Un souffle épique qui manque de profondeur
Pour autant, à rester au plus près des événements, on gagne certes en intensité. Mais on y perd aussi en exactitude. Bien souvent le propos manque de chiffres et de précision. On aurait aimé que soit mis dans la balance les chiffres de ventes, les coûts de revient ou même les salaires eux-mêmes. Le livre évoque régulièrement la perte ou la sauvegarde liées à des négociations de licenciement ou de couverture santé, sans que cela ne soit davantage détaillé.
A un autre moment, les différences salariales entre les États-Unis et la Suède, ou entre un employeur dans une grosse société ou celui chez un développeur indépendant, sont mentionnées sans que tout cela ne soit vraiment étudié. On reste donc, bien trop souvent, au niveau du témoignage subjectif.

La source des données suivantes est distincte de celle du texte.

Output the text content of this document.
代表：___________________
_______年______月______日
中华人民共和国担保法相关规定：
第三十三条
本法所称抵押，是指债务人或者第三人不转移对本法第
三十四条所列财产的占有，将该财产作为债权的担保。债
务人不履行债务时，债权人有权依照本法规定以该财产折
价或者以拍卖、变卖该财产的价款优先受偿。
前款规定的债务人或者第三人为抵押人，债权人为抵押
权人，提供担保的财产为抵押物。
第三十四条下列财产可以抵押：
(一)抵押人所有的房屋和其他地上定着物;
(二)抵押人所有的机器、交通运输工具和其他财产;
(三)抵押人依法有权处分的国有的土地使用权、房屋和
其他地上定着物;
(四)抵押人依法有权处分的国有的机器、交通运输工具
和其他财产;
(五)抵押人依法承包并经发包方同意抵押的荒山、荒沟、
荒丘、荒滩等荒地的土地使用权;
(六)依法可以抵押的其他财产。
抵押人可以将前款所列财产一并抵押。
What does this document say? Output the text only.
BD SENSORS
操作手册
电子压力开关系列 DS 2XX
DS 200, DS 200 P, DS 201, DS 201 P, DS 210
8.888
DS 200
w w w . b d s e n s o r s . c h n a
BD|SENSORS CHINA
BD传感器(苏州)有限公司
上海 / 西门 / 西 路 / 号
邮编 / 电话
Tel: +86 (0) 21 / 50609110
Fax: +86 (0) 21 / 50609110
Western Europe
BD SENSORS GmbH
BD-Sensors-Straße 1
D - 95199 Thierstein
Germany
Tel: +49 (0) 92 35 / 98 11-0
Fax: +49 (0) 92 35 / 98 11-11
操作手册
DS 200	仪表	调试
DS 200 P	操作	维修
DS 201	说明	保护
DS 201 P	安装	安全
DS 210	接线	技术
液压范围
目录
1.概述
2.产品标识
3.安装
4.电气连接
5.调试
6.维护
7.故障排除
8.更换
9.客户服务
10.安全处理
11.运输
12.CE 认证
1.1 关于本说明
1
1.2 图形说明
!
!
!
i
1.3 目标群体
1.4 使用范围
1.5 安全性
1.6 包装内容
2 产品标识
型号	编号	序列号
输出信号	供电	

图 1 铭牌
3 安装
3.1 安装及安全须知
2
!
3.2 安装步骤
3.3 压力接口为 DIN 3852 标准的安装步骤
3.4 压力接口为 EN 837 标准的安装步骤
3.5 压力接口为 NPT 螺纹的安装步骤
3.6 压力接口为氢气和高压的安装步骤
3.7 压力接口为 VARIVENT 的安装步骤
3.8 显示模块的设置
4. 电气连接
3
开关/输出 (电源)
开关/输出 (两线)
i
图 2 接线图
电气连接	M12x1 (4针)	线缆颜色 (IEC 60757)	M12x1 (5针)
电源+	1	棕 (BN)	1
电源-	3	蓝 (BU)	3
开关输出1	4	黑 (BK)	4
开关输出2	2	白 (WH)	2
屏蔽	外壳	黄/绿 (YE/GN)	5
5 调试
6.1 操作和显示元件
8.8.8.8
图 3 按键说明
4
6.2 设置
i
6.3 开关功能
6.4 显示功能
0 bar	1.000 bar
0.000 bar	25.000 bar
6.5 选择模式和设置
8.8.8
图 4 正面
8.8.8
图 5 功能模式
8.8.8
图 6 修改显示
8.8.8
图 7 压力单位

Le chapitre IX, faisant office de pistes de solutions, est lui aussi bien léger. Certaines des idées ne semblent par particulièrement viables. Par exemple, l’une d’entre elles se base sur une logique de sous-traitance complète, basée sur des sociétés pérennes. D’autres nous paraissent plus évidentes dans une société Européenne, comme le syndicat ou les conventions collectives, mais sont également à peine esquissées.